Situated in the extreme south of Burgundy, Beaujolais is a vast region of nearly two hundred villages and communes, which are spread out on varying subsoils and are influenced by individual terroirs. Unofficially, Beaujolais forms the dividing line between northern and southern France. Straddling the un-specified equivalent of the American Mason-Dixon Line, authentic Beaujolais flows in copious quantities north to Paris and south to Lyon and beyond to the delight of many.

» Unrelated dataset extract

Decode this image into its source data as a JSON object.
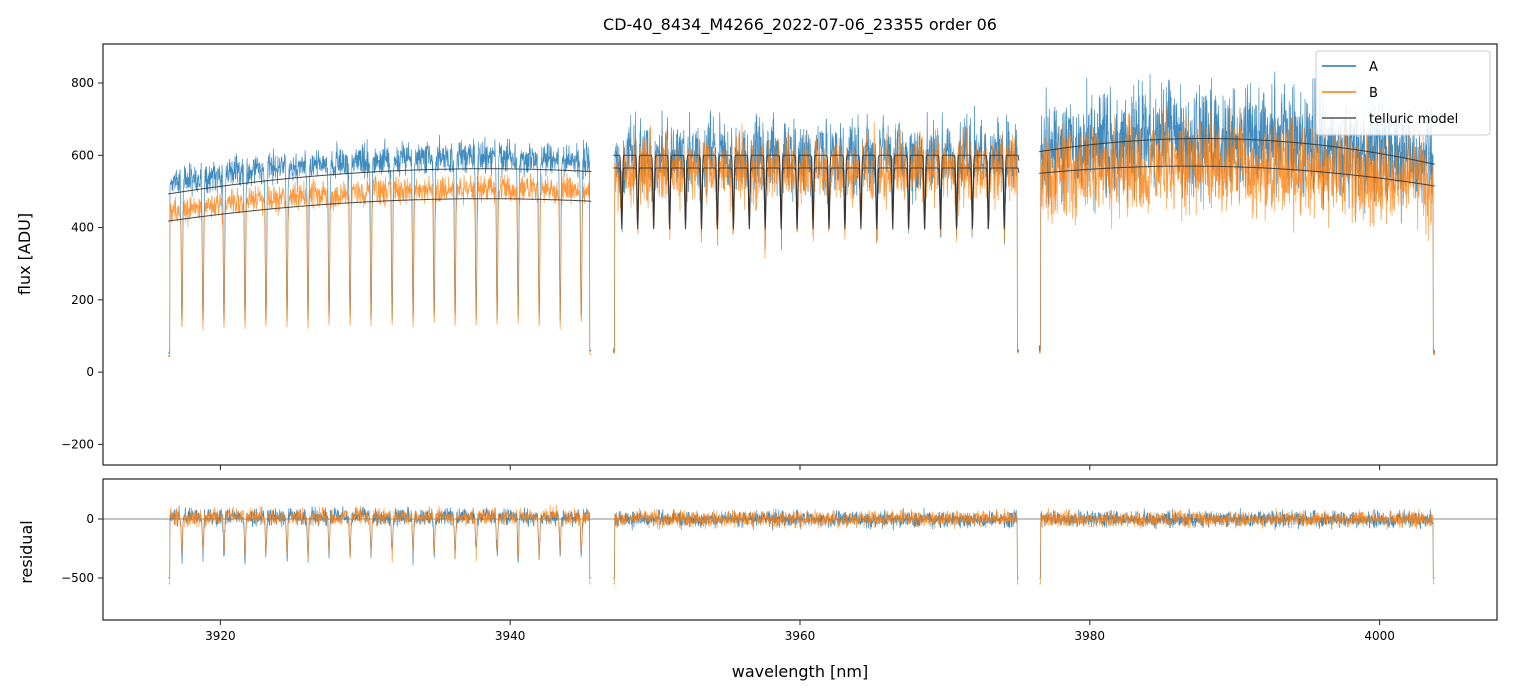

In spite of inherent variations in quality, which reflect the differences in soil composition, altitude, and level of production among the region’s thousands of growers, one common denominator comes to fore in Beaujolais – the Gamay grape. Gamay provides the defining character and flavor of Beaujolais, and nowhere is this more the case than in the 10 cru villages of Beaujolais – the source of the finest wines of the region. Although wines bearing a Beaujolais or Beaujolais-Villages AOC can provide very pleasant drinking, the ten cru villages comprise the heart of Beaujolais and offer the consumer the finest Gamay wines in the world. In addition, each of these ten townships possesses a special terroir and individual set of characteristics that make for memorable drinking.
These 10 cru villages of Beaujolais are Brouilly, Côte de Brouilly, Chiroubles, St. Amour, Fleurie, Regnie, Chenas, Morgon, Julienas, and Moulin-à-Vent. Although each cru has its merits and particular attributes, Morgon, Julienas, and Moulin-à-Vent are widely acknowledged to be the finest, fullest and most Burgundy-like of the wines of Beaujolais, and they enjoy an enviable reputation for ageing up to five years or more in bottle with excellent results.
Some reliable producers of excellent cru Beaujolais include Château de Pizay, Château de Saint Lager, Daniel Bouland, Georges Descombes, and Mathieu Lapierre. Like all Beaujolais, cru Beaujolais is best consumed in the company of good home cooking and served cool or even just slightly chilled. Enjoy!